7. Increase the mixer speed to medium or medium high to get some air into the cream. The mixture will come together like a very thick batter, weirdly jiggly and tacky. Give it a quick taste and adjust seasoning with salt and pepper. Transfer to a container, cover with plastic wrap, and let rest in the fridge, at least 12 hours.
Forming and poaching the quenelles
8. Cover a tray in plastic wrap. Using two large spoons, form 4-ounce footballs of the fish mixture and lay them gently on the tray.
9. While you’re still forming the quenelles, get a large pot of water simmering hot, just under boiling. Salt it with commitment, like you would for pasta. When the quenelles are ready, gently lower them in, only as many as will still give them room to float about. Keep the water at a bubbleless poach, 165⁰F, and poach them for about 6-7 minutes, flipping them occasionally. They will float almost instantly, so you can’t judge their doneness that way. When they’re ready, they will be set, but not stiff— they’ll still be a little jiggly. Remove them with a slotted spoon and drain them on paper towel.

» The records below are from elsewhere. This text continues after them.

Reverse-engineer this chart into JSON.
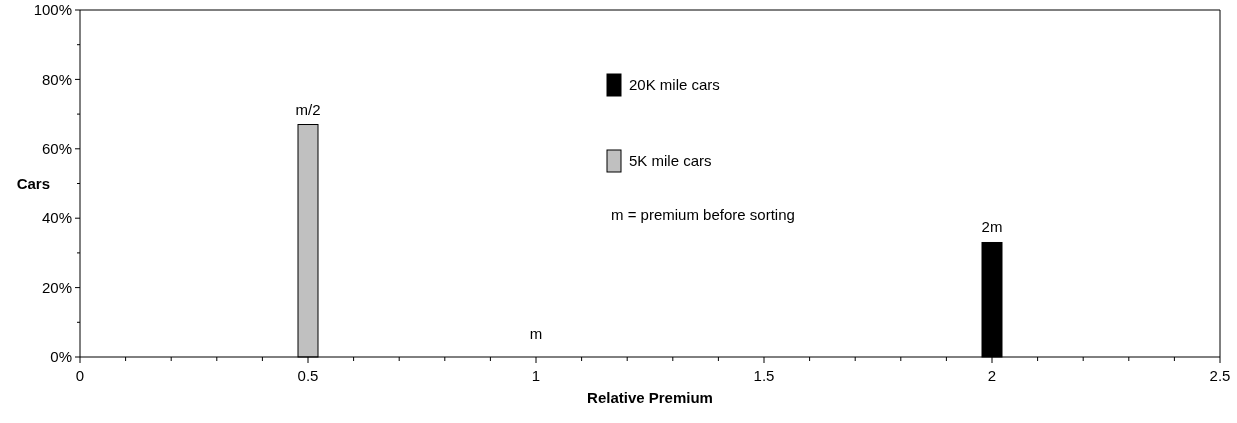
{
  "chart_data": {
    "type": "bar",
    "xlabel": "Relative Premium",
    "ylabel": "Cars",
    "xlim": [
      0,
      2.5
    ],
    "xticks": [
      0,
      {
        "value": 0.1,
        "label": null
      },
      {
        "value": 0.2,
        "label": null
      },
      {
        "value": 0.3,
        "label": null
      },
      {
        "value": 0.4,
        "label": null
      },
      0.5,
      {
        "value": 0.6,
        "label": null
      },
      {
        "value": 0.7,
        "label": null
      },
      {
        "value": 0.8,
        "label": null
      },
      {
        "value": 0.9,
        "label": null
      },
      1,
      {
        "value": 1.1,
        "label": null
      },
      {
        "value": 1.2,
        "label": null
      },
      {
        "value": 1.3,
        "label": null
      },
      {
        "value": 1.4,
        "label": null
      },
      1.5,
      {
        "value": 1.6,
        "label": null
      },
      {
        "value": 1.7,
        "label": null
      },
      {
        "value": 1.8,
        "label": null
      },
      {
        "value": 1.9,
        "label": null
      },
      2,
      {
        "value": 2.1,
        "label": null
      },
      {
        "value": 2.2,
        "label": null
      },
      {
        "value": 2.3,
        "label": null
      },
      {
        "value": 2.4,
        "label": null
      },
      2.5
    ],
    "ylim": [
      0,
      100
    ],
    "yticks": [
      {
        "value": 0,
        "label": "0%"
      },
      {
        "value": 10,
        "label": null
      },
      {
        "value": 20,
        "label": "20%"
      },
      {
        "value": 30,
        "label": null
      },
      {
        "value": 40,
        "label": "40%"
      },
      {
        "value": 50,
        "label": null
      },
      {
        "value": 60,
        "label": "60%"
      },
      {
        "value": 70,
        "label": null
      },
      {
        "value": 80,
        "label": "80%"
      },
      {
        "value": 90,
        "label": null
      },
      {
        "value": 100,
        "label": "100%"
      }
    ],
    "series": [
      {
        "name": "20K mile cars",
        "color": "#000000",
        "x": [
          2
        ],
        "values": [
          33
        ]
      },
      {
        "name": "5K mile cars",
        "color": "#c0c0c0",
        "x": [
          0.5
        ],
        "values": [
          67
        ]
      }
    ],
    "legend": "top",
    "grid": false,
    "annotations": [
      {
        "text": "m/2",
        "x": 0.5,
        "y": 67
      },
      "m",
      {
        "text": "2m",
        "x": 2,
        "y": 33
      },
      "m = premium before sorting"
    ]
  }
}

Note: If you’re not serving them for a while, you can cool and chill them from here, but bring them back up to poaching temperature when it’s time to finish.
Finish and serve
10. Preheat oven to 365⁰F and bring the lobster bisque to a simmer. Roll the quenelles in the lobster bisque and place in a gratin dish (or in individual gratin dishes, fitting 2 at a time). Surround the quenelles with the hot bisque, up to maybe ¾ their depth. Bake for 10 minutes, until the quenelles have puffed up and absorbed some of that delicious, delicious bisque, and just started to lightly brown on top.
11. Serve immediately, and, if you believe you only live once, with a dollop of whipped cream.